KubeCon + CloudNativeCon India 2024

The most widely used runtime enforcement techniques today are prone to attackers. Many of these techniques work on the principle of stopping or killing a process in response to an attack, which relies at the mercy of an exploit writer putting little to no effort into avoiding triggering these detection mechanisms. Our discussion will focus on various aspects of runtime security: how it is currently implemented, its shortcomings, and the performance implications associated with these approaches. We'll explore a various range of cloud-based runtime security implementations. We'll expose the attacker's perspective, demonstrating how they can bypass these common runtime security measures. This will equip you to anticipate and counter their tactics. Finally, we will cover recent popular attacks and how appropriate runtime security measures can prevent them in the future.

Among the 4C (Cloud, Cluster, Container, Code) security in Kubernetes, there are various techniques to enhance the security of the cluster surface. In particular, Admission Control (webhook) is one of the most flexible and powerful methods. As this trend, there is movement to apply it to various forms of Kubernetes(e.g. GKE, Openshift and so on). In my opinion, one of the easiest and most efficient ways to apply it is to improve security through CEL (Common Expression Language). I believe that the Validating Admission Policy becoming `stable` in v1.30 is part of this proof. So I will show you the CEL DEMO provided by Google Cloud to get a quick and easy understanding of how to improve the security of GKE. Through this exercise, you will learn the basic structure of CEL and the freedom of scope that can be applied, and you will be able to apply it to any other platform with minimal effort.

Join this talk to uncover the story of a high severity CVE-2024-26147 [CVSS: 7.5] discovered in Helm and understand the role of fuzzing in maintaining the ecosystem’s integrity. Through this demonstration, you'll see firsthand the systematic approach used to identify the vulnerability that caused Helm to panic when faced with missing YAML metadata. The issue enabled crashing Helm SDK-based clients over the network and additionally, bricking local Helm client installations. We'll dive into the specific tools and techniques that were instrumental in detecting the issue, focusing on their applicability to your daily work. This session is designed not just to share a discovery but to foster a community-wide commitment to proactive security practices. Learn how these insights can be applied to strengthen the security and reliability of your Kubernetes deployments, ensuring a safer environment for all users of the ecosystem.

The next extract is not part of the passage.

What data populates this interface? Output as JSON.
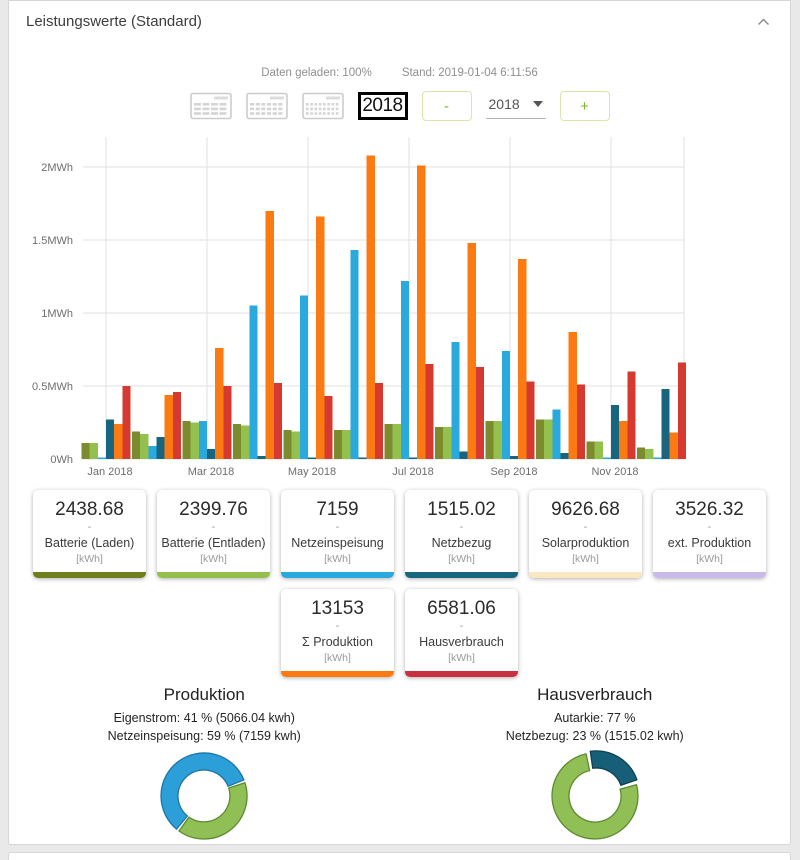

Emerging Telco trends such as ORAN, advanced 5G core demands a disaggregated arch for scaling. Kubernetes based deployments are becoming a norm and much of the open CNCF/LF tooling are playing a major role. The aim of this submission is to talk about the challenges that Nephio(www.nephio.org) SIG-Security team faced about streamlining security operations across multi-cluster multi-region, multi-vendor based deployments. The aim is to talk about specific instances/use-cases where the Nephio management cluster needs to securely interact with regional/edge clusters for the control plane needs. Also why/how the Nephio security team envisaged SPIFFE as a foundational layer to bind multi region together. A particular problem statement in the context of ORAN deployments where SMO (Service Mgmt Orchestation) has to securely interact with IMS (Infra Mgmt Service) for secure creation of infrastructure and the role SPIFFE played in the context would be highlighted.

Expedia Group's journey to implement GitOps with ArgoCD is a story of innovation, scalability, and overcoming challenges. Our GitOps journey involved migrating from KubeFed to ArgoCD, focusing on extensive scalability testing across hundreds of virtual clusters, set up using open source tool, vcluster. We proactively identified potential challenges and prepared comprehensive test cases tailored to different application flavors. We created three types of applications for testing, with sizes varying between 15-30 resources, including CRDs and jobs, small applications containing 15 resources and large applications containing 30 resources. We experimented with multiple test scenarios, using permutation and combination of applications tested on 300 vclusters, scaling approximately 1,000 applications to 30,000+ across these clusters. We concluded this initiative with determining optimal settings for various tunable parameters in the ArgoCD controllers.